In Florida, the Republican-led legislature and governor suspended the state insurance department's rate review authority for 2014 and 2015, saying they didn't want the state to participate in the overhaul.
But even without official authority, Florida still conducted "informational" reviews of rates for 2014 insurance products, and the federal government examined premiums there.
A Reuters review of insurance filings in both states showed their insurance departments played an active role in examining the plans proposed by insurance companies before they were submitted to the federal government. In at least one instance in Texas, the review led an insurer to lower prices for their plan, the insurer said.
In Florida, the average monthly premium matches the national average at $328. In Texas, it is lower at $305. A check of the benchmark mid-tier, or "silver," plans shows Texas is among the least expensive, costing $108 to insure a 27-year-old.
Florida's silver plans start more than $100 below the national average price, with prices at around $200 for a 27-year-old available in much of the state. The figures are before government subsidies for people earning less than 400 percent of the federal poverty level, or $94,200 for a family of four.
Obamacare requires all insurance policies for individuals to cover 10 standard health benefits, including maternity and emergency services, making the estimated cost of covering an individual the single biggest factor in premium rate. Regional differences play a role in making those estimates, experts explain.
"Colorado is purportedly a very healthy state and knowing people who live there, I understand why. They are always out there climbing mountains," said Jim O'Connor, a principal at actuary firm Milliman in Chicago.
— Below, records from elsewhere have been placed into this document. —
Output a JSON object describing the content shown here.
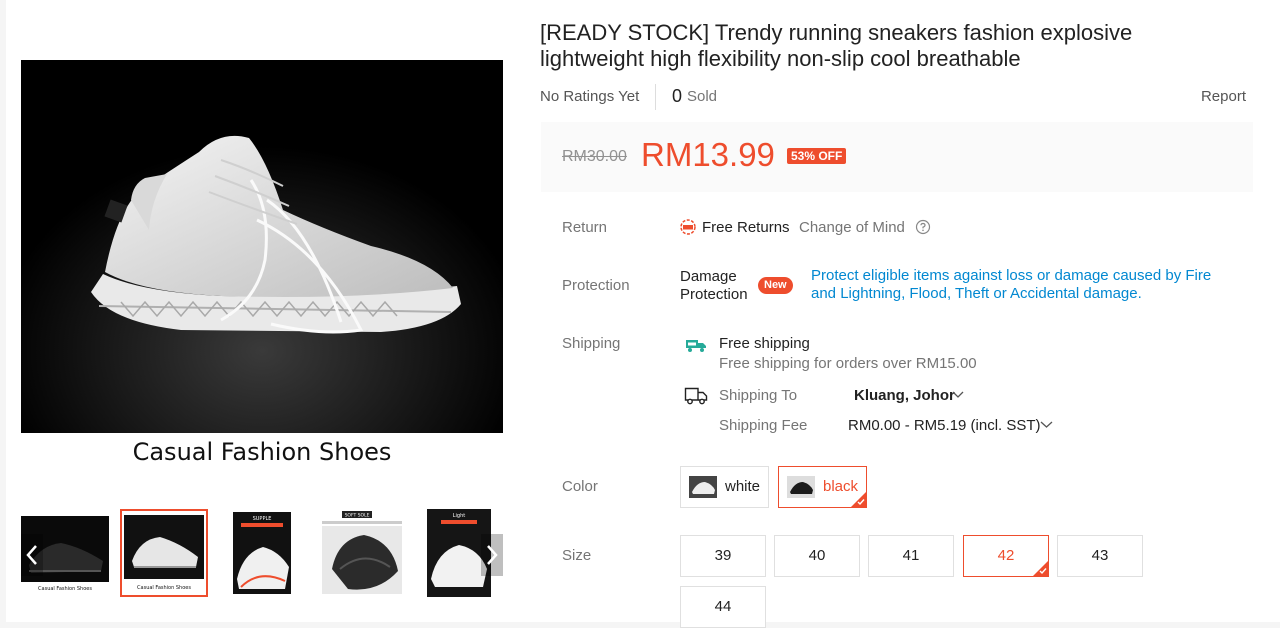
{
  "gallery": {
    "caption": "Casual Fashion Shoes",
    "thumbnails": [
      {
        "name": "thumb-black-sneaker",
        "caption": "Casual Fashion Shoes"
      },
      {
        "name": "thumb-white-sneaker",
        "caption": "Casual Fashion Shoes",
        "selected": true
      },
      {
        "name": "thumb-supple",
        "caption": "SUPPLE"
      },
      {
        "name": "thumb-soft-sole",
        "caption": "SOFT SOLE"
      },
      {
        "name": "thumb-light",
        "caption": "Light"
      }
    ]
  },
  "product": {
    "title": "[READY STOCK] Trendy running sneakers fashion explosive lightweight high flexibility non-slip cool breathable",
    "ratings_text": "No Ratings Yet",
    "sold_count": "0",
    "sold_label": "Sold",
    "report_label": "Report"
  },
  "price": {
    "original": "RM30.00",
    "current": "RM13.99",
    "discount": "53% OFF"
  },
  "return": {
    "label": "Return",
    "value": "Free Returns",
    "extra": "Change of Mind"
  },
  "protection": {
    "label": "Protection",
    "name_line1": "Damage",
    "name_line2": "Protection",
    "badge": "New",
    "description": "Protect eligible items against loss or damage caused by Fire and Lightning, Flood, Theft or Accidental damage."
  },
  "shipping": {
    "label": "Shipping",
    "free_title": "Free shipping",
    "free_subtitle": "Free shipping for orders over RM15.00",
    "to_label": "Shipping To",
    "to_value": "Kluang, Johor",
    "fee_label": "Shipping Fee",
    "fee_value": "RM0.00 - RM5.19 (incl. SST)"
  },
  "variation": {
    "color_label": "Color",
    "colors": [
      "white",
      "black"
    ],
    "selected_color": "black",
    "size_label": "Size",
    "sizes": [
      "39",
      "40",
      "41",
      "42",
      "43",
      "44"
    ],
    "selected_size": "42"
  },
  "colors": {
    "accent": "#ee4d2d",
    "link": "#0288d1",
    "free_shipping": "#26aa99"
  },
  "icons": {
    "free_returns": "free-returns-icon",
    "help": "question-circle-icon",
    "free_shipping": "free-shipping-truck-icon",
    "shipping_to": "delivery-truck-icon",
    "dropdown": "chevron-down-icon",
    "thumb_prev": "chevron-left-icon",
    "thumb_next": "chevron-right-icon"
  }
}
Spending also varies by the price of medical services rendered in each region - the cost of an X-ray in Topeka versus Miami, for example. A third factor is how often someone living in the region typically goes to the doctor when they are sick, which can be heavily influenced by social norms.
Other wild cards involved in setting premiums include how many of the very sick people in their state will buy a particular insurer's plan, and how many of the previously uninsured population will come in with pent-up demand for doctor visits and new treatments - one of the true tests of Obamacare.
"That is one of the big unknowns," O'Connor said.